We performed CA measurements using a Theta Lite optical tensiometer (TL100, Finland) on non-structured polymer parts replicated from flat, Teflon-coated and bare fused silica molds, respectively. We chose three random areas on each sample and calculated the average CA accordingly. We performed the CA measurements immediately after the RIM process and 11 months after the RIM process measurements to allow measuring surface energy recovery over time.

3D optical imaging

We used an optical profilometer (SENSOFAR S lynx with software SensoSCAN 6.4) for 3D optical cross-sectional imaging of micropillar and microwell arrays.

Fluorescein isolation in the wells

We dragged a 30 μL droplet of a 0.25 mg/mL fluorescein solution (Sigma-Aldrich, Belgium) over the microwell array. We subsequently covered the droplet of fluorescein with a 180 μL droplet of PlusOne Drystrip Coverfluid oil (Sigma-Aldrich, Belgium) to prevent evaporation. Next, we removed the fluorescein from underneath the oil using a glass pipette tip, first dragging the fluorescein droplet away from the array, then pipetting the fluorescein out from underneath the oil. The sealed microwells were visualized using an inverted fluorescence microscope (Nikon TiEclipse, Japan), using a TITC filter (excitation 465–495 nm, emission 515–550 nm).

Magnetic bead seeding

We purchased streptavidin-coated LodeStar 2.7 μm superparamagnetic beads with a stock concentration of 8 × 108 beads/mL from Agilent Technologies (Santa Clara, CA, USA).

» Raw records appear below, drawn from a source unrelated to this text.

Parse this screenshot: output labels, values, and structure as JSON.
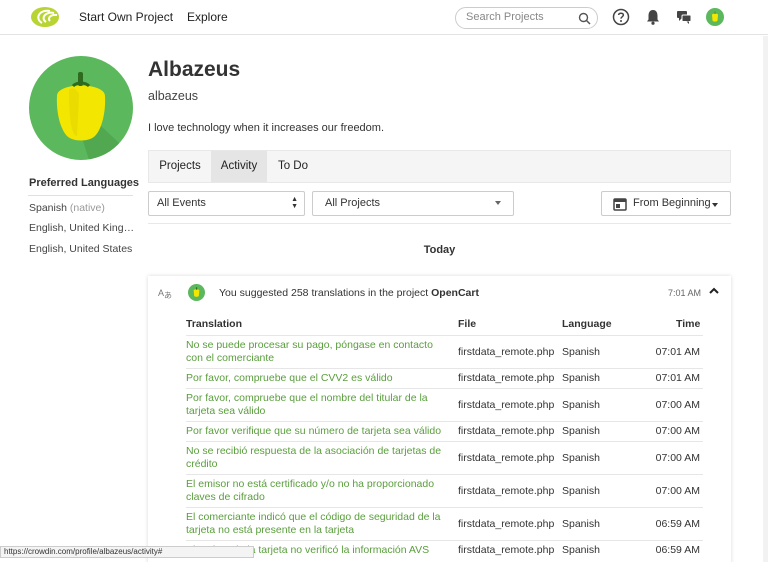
{
  "header": {
    "nav": [
      "Start Own Project",
      "Explore"
    ],
    "search_placeholder": "Search Projects"
  },
  "profile": {
    "display_name": "Albazeus",
    "username": "albazeus",
    "bio": "I love technology when it increases our freedom."
  },
  "languages": {
    "title": "Preferred Languages",
    "items": [
      {
        "label": "Spanish",
        "note": "(native)"
      },
      {
        "label": "English, United Kingdom",
        "note": ""
      },
      {
        "label": "English, United States",
        "note": ""
      }
    ]
  },
  "tabs": [
    {
      "label": "Projects",
      "active": false
    },
    {
      "label": "Activity",
      "active": true
    },
    {
      "label": "To Do",
      "active": false
    }
  ],
  "filters": {
    "events": "All Events",
    "projects": "All Projects",
    "range": "From Beginning"
  },
  "day_label": "Today",
  "activity": {
    "summary_prefix": "You suggested 258 translations in the project",
    "project": "OpenCart",
    "time": "7:01 AM",
    "columns": [
      "Translation",
      "File",
      "Language",
      "Time"
    ],
    "rows": [
      {
        "translation": "No se puede procesar su pago, póngase en contacto con el comerciante",
        "file": "firstdata_remote.php",
        "language": "Spanish",
        "time": "07:01 AM"
      },
      {
        "translation": "Por favor, compruebe que el CVV2 es válido",
        "file": "firstdata_remote.php",
        "language": "Spanish",
        "time": "07:01 AM"
      },
      {
        "translation": "Por favor, compruebe que el nombre del titular de la tarjeta sea válido",
        "file": "firstdata_remote.php",
        "language": "Spanish",
        "time": "07:00 AM"
      },
      {
        "translation": "Por favor verifique que su número de tarjeta sea válido",
        "file": "firstdata_remote.php",
        "language": "Spanish",
        "time": "07:00 AM"
      },
      {
        "translation": "No se recibió respuesta de la asociación de tarjetas de crédito",
        "file": "firstdata_remote.php",
        "language": "Spanish",
        "time": "07:00 AM"
      },
      {
        "translation": "El emisor no está certificado y/o no ha proporcionado claves de cifrado",
        "file": "firstdata_remote.php",
        "language": "Spanish",
        "time": "07:00 AM"
      },
      {
        "translation": "El comerciante indicó que el código de seguridad de la tarjeta no está presente en la tarjeta",
        "file": "firstdata_remote.php",
        "language": "Spanish",
        "time": "06:59 AM"
      },
      {
        "translation": "El emisor de la tarjeta no verificó la información AVS",
        "file": "firstdata_remote.php",
        "language": "Spanish",
        "time": "06:59 AM"
      }
    ]
  },
  "status_url": "https://crowdin.com/profile/albazeus/activity#",
  "colors": {
    "brand_green": "#5cb85c",
    "link_green": "#5a9e3d",
    "pepper_yellow": "#f3e600"
  }
}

To prepare the beads for seeding, 10 µL of the stock solution was washed three times in 150 μL of a mixture of phosphate-buffered saline (PBS), 0.1% bovine serum albumin, and 0.1% Tween-20. The beads were resuspended in 80 μL PBS containing 2% Tween-20. For multiple seeding events, we pipetted a 5 μL drop of this solution on the microwell array, and a plastic pipette tip was used to move the droplet back and forth across the array 30 times while a magnet was held underneath the array to attract the beads into the wells. After the 30 seeding events, we removed the magnet and pushed the droplet off of the array. In the case of a single seeding event, we moved the droplet across the array only once. We visualized the beads using an inverted fluorescence microscope in bright field mode (Nikon TiEclipse, Japan) and counted for five different samples.

Viewing with a ×40 objective allowed scanning a large area and distinguishing wells with and without beads, but did not allow distinguishing between wells with a single and those with multiple beads. At ×100 magnification it was feasible to distinguish between wells with zero, a single or two beads.